2. Wie wird das Erfordernis der Dienstprüfung im Sinne des BDG gehandhabt werden, wenn ein Generalsekretär einen Antrag gem. § 9 Abs 2 BMG stellen wird?
3. Kann es bei einem Generalsekretär zu einer Anrechnung der Tätigkeit als Generalsekretär auf die gesamte Grundausbildung führen, obwohl diese Tätigkeit mit völlig anderen, politischen, AufgabensteIlungen ausgefüllt ist, und somit die Erfordernisse des § 30 BDG nicht erfüllt sind?
4. Falls ja, wie sollen die Ziele der Grundausbildung gemäß den Grundausbildungs-Verordnungen erreicht werden, da ja die Tätigkeit eines Generalsekretärs kaum Berührungspunkte mit dem Detailwissen der Fachzweige des jeweiligen Ministeriums aufweist?
5. Sollte die Dienstprüfung nachgesehen werden: Wie kann dies ohne ausdrückliche gesetzliche Ausnahmebestimmung für das Absehen von der Dienstprüfung im BDG möglich sein, da doch in der Systematik des BDG diese Prüfung als conditio sine qua non für eine Ernennung gestaltet ist?

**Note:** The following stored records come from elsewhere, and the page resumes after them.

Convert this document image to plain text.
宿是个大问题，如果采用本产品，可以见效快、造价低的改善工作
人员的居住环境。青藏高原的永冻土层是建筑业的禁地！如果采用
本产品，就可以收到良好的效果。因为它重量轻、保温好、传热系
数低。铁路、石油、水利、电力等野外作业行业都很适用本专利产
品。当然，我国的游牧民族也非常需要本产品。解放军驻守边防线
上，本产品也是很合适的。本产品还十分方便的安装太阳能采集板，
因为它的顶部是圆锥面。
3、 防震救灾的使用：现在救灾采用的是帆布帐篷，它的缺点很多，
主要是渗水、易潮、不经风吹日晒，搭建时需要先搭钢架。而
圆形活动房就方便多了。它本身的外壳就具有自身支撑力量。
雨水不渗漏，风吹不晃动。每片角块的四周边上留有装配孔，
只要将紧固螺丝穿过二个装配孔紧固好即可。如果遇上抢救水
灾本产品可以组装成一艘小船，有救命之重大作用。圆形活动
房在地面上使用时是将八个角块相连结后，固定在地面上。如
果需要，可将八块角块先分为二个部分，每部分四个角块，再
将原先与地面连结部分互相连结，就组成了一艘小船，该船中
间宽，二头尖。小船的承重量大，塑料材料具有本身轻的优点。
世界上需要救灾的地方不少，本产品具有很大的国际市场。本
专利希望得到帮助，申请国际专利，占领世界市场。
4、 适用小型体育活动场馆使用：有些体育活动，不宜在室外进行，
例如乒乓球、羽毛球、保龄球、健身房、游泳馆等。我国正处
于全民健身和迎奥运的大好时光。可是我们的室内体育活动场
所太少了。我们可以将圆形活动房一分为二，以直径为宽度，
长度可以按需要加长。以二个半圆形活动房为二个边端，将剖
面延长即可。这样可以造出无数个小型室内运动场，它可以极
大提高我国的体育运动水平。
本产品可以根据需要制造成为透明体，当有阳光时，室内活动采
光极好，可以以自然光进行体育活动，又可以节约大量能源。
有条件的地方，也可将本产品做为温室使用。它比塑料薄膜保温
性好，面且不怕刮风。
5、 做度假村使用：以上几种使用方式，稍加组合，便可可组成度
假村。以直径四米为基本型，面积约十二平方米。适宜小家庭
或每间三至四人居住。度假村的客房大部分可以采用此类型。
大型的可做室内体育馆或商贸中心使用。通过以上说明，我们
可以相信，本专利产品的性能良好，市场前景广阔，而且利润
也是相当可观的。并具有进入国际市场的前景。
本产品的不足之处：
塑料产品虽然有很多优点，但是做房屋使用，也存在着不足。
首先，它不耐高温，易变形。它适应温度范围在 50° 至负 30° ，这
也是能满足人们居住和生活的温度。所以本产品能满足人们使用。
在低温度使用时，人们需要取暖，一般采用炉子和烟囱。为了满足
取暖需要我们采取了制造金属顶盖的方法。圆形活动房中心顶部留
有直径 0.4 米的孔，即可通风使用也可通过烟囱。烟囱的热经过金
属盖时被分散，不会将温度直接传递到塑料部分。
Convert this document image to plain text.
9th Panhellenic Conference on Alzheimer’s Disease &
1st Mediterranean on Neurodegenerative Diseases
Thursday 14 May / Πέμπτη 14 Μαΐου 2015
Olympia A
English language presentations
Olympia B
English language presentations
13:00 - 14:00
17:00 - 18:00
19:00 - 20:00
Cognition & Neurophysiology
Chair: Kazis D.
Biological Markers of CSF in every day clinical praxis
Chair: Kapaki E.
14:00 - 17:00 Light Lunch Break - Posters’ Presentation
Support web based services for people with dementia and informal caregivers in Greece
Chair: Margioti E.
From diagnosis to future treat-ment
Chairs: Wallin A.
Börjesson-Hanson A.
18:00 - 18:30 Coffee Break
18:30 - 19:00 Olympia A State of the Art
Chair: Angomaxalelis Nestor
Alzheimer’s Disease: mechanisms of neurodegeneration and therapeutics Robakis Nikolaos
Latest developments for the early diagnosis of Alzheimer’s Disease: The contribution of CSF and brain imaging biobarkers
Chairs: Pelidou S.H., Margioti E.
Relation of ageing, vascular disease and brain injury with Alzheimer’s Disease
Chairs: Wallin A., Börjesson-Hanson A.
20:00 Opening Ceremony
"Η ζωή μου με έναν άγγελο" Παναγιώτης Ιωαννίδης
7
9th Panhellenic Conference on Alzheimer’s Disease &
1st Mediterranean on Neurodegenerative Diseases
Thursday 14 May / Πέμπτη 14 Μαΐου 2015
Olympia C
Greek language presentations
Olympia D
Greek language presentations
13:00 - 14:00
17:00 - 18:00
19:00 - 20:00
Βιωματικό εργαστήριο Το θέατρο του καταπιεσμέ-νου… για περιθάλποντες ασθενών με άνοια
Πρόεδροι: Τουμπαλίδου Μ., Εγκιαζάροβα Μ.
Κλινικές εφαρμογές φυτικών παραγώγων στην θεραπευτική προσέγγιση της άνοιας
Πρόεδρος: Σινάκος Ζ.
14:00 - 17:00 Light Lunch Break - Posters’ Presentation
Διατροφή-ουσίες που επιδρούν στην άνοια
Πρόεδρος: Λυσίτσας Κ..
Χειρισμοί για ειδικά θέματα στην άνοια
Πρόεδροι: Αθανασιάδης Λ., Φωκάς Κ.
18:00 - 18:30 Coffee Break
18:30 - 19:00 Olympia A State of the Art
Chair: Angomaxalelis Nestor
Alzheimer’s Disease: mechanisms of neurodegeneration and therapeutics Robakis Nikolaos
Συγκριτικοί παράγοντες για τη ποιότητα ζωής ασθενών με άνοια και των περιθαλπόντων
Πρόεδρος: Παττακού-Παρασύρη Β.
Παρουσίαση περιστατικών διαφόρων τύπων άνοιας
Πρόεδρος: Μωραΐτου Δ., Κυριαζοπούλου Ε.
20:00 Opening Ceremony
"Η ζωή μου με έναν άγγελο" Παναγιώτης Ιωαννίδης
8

6. Durch einen EDV-Fehler sind im Zuge der Valorisierung der Gehaltsansätze Passagen aus dem Gehaltsgesetz 1956 und dem Vertragsbedienstetengesetz 1948, betreffend die Generalsekretäre, entfallen. Diese sollten durch den Antrag 607/A der Abgeordneten Werner Herbert, Mag. Friedrich Ofenauer, Kolleginnen und Kollegen, wieder eingebaut werden (§ 31 Abs. 2 Z 3 Schlusssatz, Gehaltsgesetz, und § 74 Abs. 2 Z 3 Schlusssatz, Vertragsbedienstetengesetz 1948, im Verfassungsausschuss vom 20.03.2019). Wodurch und wie wurde die Auszahlung der vollen Bezüge während des Fehlens dieser Bestimmungen gewährleistet?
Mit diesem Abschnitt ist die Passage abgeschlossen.